CRM Contributes to Homeland Security
In the context of homeland security municipalities across the United States have had to update and upgrade their emergency response systems--particularly in fielding what are known as first responders: police, firefighters, and other emergency services personnel. In Erie County, NY, officials are turning to CRM to put their processes into action.
Erie County--which is located in the western part of New York State and includes Buffalo--is in the preliminary stages of deploying CRM to handle regional alerts, control essential inventory, and manage resources and personnel critical to emergency situations. One portion of the plan, part of a far-reaching, county-wide SAP implementation that has been under way for the better part of a year, includes a call center to handle all county emergencies.
The project kickoff--under the banner of SAP's Public Services division, and with consulting assistance from IBM Global Services--began in October 2002. The first phase of the project involved replacing the county's legacy applications for dealing with financials, procurement, and human resources, which amounted to a county-wide ERP upgrade. County officials were unavailable for comment, but according to John Marcinko, a project executive at IBM Global Services who served as the on-site project manager for the Erie implementation, what the county had on hand were "some very aging legacy systems and some home-grown [ones]," including a great number of stovepipe applications that couldn't trade information.
But in the current climate, municipal technological infrastructure has to encompass more than just mundane business processes like HR and billing systems. They even need to extend beyond the centralized city services that cities like New York and Baltimore have gathered in 311 call centers over the past few years. According to Steve Peck, president for SAP Public Services, Erie's project will be "a lot different [from] 311 [systems]," which he says are limited to passive information gathering and distribution.
In Erie, Peck says, "there will be full-process interaction." The county has 94 volunteer fire departments, with roughly 4,000 firefighters receiving training each year at one of three training centers.
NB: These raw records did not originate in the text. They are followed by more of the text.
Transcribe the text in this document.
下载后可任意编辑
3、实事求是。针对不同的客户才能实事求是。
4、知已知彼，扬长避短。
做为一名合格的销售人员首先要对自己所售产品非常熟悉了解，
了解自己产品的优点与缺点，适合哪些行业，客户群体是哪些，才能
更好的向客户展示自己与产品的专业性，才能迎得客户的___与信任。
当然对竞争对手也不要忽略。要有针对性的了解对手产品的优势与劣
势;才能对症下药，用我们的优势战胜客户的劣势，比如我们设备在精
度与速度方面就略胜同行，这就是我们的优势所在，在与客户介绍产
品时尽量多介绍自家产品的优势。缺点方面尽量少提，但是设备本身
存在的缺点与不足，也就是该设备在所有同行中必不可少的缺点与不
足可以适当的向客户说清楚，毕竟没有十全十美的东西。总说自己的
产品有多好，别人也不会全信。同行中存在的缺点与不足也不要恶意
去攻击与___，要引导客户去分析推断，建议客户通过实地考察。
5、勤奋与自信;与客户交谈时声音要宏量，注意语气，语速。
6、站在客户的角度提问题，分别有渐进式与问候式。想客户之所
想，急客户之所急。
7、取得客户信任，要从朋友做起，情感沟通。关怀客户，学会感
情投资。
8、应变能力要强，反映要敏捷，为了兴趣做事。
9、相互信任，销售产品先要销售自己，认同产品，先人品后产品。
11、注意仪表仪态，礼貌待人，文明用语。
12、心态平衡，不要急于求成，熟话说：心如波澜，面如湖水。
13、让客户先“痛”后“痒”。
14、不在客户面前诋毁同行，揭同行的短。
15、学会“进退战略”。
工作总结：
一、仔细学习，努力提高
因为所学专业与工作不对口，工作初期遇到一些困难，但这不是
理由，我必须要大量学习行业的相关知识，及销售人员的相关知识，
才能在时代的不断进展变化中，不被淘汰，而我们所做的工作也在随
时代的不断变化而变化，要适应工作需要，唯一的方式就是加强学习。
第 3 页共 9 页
More than 3,000 mobile and portable radios are part of the county-wide communication system. Erie County's Division of Emergency Medical Services handles the dispatching of all ambulance calls in Buffalo, coordinates those calls throughout the rest of the county, and is responsible for training all ambulance crews, emergency medical technicians, and paramedics. The idea is to have all that activity take place within the CRM system.
Peck says building trust was critical. "The CIO brought to the table the police chief and a lot of the other officials. They knew that if they could deliver on the vision of the original system implementation," it would give police and first responders the confidence that they could deliver the technology.
The first phase of the project is now nearly complete. IBM Global Services helped county officials to develop a five-year plan, and 2005, according to Marcinko, is Year One in that vision, with the mySAP CRM portion of the plan slated to play a large role. SAP's Peck says that the CRM portion of the plan shows "how you can go beyond the vision of just sound financial and human capital management."
"There's a great deal of interest," Marcinko says, "[but it's] hinged on budgeting and funding. A lot of this would be funded through the federal grants under Homeland Security." The county has already received a grant from the federal agency--the question now is, what's the right way to put it to use? "They're trying to understand what CRM can do for the county," Marcinko says. "A way to be a better, more-efficient government entity."